Step 4: Now solo the snare track and add Soundtoys Decapitator to it. Despite the brutal name, it gives great preamp-style saturation if you don’t overdo it. Set Drive to 5 and click through the five distortion Styles (A, E, N, T and P) to hear their differences - hear how they respond dynamically, too. We like mode T, a triode valve sim - pull Drive back to 2.5 for a more subtle effect.
Step 5: The distortion has had two undesirable effects: the snare is louder and its transient not as punchy. To fix it, pull Output down to -4dB to compensate for the level change, and pull Mix down to 85% (click the knob labels to show their values) to blend some of the dry, undistorted signal back in. This parallel distortion technique is very useful for preserving punch.

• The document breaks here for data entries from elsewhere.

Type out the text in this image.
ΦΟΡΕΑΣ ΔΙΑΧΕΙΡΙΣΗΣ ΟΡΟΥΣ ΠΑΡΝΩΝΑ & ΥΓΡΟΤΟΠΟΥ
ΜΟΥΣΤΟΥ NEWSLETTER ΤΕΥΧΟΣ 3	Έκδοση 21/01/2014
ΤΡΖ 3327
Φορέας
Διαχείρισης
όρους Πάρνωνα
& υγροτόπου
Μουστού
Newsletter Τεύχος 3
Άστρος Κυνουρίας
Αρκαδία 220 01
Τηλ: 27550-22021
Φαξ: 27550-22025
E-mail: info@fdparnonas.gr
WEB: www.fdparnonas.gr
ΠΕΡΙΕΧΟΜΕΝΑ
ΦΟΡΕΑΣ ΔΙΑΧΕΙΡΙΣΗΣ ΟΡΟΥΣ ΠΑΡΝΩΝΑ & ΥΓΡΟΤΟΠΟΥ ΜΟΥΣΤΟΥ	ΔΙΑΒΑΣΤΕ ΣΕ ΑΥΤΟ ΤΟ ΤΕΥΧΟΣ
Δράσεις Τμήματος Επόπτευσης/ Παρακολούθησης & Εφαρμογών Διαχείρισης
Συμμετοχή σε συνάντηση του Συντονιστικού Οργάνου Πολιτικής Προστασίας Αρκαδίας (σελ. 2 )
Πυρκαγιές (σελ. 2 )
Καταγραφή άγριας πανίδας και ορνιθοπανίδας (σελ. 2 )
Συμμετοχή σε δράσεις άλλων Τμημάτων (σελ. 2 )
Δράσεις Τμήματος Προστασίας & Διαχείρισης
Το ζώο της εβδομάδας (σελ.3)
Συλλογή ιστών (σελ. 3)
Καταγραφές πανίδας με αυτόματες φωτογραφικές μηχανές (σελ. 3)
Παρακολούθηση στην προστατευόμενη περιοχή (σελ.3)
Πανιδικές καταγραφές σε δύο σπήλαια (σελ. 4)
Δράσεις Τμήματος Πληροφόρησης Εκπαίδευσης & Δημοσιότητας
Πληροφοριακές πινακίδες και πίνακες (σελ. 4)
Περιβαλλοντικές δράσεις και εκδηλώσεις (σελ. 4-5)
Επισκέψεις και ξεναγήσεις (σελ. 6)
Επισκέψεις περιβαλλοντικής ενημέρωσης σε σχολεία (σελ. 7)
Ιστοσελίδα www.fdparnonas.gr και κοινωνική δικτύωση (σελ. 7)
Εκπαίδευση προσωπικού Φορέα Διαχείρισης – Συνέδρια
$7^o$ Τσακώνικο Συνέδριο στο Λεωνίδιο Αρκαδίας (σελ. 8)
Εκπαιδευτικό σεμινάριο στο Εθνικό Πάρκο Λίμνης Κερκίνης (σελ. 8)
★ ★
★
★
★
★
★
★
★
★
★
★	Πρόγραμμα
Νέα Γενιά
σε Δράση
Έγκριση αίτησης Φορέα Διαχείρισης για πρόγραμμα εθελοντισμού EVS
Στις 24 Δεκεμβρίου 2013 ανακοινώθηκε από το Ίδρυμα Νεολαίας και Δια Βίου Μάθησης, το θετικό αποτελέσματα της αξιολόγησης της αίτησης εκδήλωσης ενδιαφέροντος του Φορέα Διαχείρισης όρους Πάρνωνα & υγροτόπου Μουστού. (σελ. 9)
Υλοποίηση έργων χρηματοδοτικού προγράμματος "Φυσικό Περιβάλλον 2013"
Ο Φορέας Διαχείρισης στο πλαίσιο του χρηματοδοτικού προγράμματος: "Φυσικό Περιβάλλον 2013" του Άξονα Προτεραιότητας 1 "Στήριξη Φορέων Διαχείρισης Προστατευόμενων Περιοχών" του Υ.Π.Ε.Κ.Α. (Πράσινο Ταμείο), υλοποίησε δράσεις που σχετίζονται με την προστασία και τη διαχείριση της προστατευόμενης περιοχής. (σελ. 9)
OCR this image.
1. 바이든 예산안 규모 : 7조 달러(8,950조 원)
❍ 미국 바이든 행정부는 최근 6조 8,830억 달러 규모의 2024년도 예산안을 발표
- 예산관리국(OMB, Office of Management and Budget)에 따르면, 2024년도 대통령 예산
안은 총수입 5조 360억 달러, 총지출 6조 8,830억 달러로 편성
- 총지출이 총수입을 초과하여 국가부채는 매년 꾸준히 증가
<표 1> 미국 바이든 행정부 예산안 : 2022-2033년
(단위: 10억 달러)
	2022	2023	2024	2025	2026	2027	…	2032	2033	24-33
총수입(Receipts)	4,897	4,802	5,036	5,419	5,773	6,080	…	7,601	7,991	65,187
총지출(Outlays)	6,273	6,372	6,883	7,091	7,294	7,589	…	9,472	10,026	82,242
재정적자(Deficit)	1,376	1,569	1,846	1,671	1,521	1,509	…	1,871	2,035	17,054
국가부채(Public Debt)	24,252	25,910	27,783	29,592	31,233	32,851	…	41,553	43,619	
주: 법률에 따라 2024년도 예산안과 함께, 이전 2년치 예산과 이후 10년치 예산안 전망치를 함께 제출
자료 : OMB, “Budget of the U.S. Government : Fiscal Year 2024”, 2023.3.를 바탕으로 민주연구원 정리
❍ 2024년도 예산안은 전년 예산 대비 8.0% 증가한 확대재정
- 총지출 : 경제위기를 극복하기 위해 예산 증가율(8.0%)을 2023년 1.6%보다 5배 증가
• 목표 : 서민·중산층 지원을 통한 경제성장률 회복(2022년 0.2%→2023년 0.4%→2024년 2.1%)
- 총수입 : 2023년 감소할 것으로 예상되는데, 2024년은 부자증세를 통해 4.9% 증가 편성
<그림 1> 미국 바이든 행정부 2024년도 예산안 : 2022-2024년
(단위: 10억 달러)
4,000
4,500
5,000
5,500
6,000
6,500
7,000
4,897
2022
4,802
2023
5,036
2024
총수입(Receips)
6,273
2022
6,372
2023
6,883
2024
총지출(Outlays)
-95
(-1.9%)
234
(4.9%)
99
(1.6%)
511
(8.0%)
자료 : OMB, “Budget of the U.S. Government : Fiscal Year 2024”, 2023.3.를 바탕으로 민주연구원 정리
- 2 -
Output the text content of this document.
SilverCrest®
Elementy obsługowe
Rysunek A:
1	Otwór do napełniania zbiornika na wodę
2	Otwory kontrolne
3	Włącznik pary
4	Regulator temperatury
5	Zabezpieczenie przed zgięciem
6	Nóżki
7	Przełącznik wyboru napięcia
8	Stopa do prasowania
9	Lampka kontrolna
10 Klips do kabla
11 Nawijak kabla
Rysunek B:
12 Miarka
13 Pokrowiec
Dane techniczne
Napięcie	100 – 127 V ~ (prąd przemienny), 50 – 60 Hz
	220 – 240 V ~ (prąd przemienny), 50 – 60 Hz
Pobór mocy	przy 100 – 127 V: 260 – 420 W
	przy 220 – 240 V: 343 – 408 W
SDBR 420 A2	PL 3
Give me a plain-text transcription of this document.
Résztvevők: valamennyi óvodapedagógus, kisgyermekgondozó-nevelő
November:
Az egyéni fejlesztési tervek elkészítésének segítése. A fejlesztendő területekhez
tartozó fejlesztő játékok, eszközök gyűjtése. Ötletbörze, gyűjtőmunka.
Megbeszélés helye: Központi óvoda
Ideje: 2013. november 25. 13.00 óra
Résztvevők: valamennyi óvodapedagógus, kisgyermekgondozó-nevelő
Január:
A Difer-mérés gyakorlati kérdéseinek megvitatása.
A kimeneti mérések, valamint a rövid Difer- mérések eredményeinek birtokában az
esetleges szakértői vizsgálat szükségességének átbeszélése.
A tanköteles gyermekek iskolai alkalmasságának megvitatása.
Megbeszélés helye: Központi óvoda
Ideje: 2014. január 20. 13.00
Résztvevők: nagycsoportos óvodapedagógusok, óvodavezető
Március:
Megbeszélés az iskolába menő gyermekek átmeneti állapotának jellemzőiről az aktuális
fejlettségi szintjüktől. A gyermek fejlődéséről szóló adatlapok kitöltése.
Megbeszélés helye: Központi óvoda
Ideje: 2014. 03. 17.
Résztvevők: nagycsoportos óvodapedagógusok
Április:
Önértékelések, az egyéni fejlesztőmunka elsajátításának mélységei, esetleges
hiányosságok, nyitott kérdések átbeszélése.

Step 6: On the kick drum, we use Decapitator once again, with Drive at 3, 85% Dry/Wet, and Style A, modelling an Ampex 350 tape preamp. Next, route tracks 1-5 to a group bus so we can glue them together with more saturation with Slate Digital’s Virtual Tape Machines, with Input at 9dB. For a final touch, we use a tape emulation on the master bus. The end result is a deeper, fatter, more analogue mix.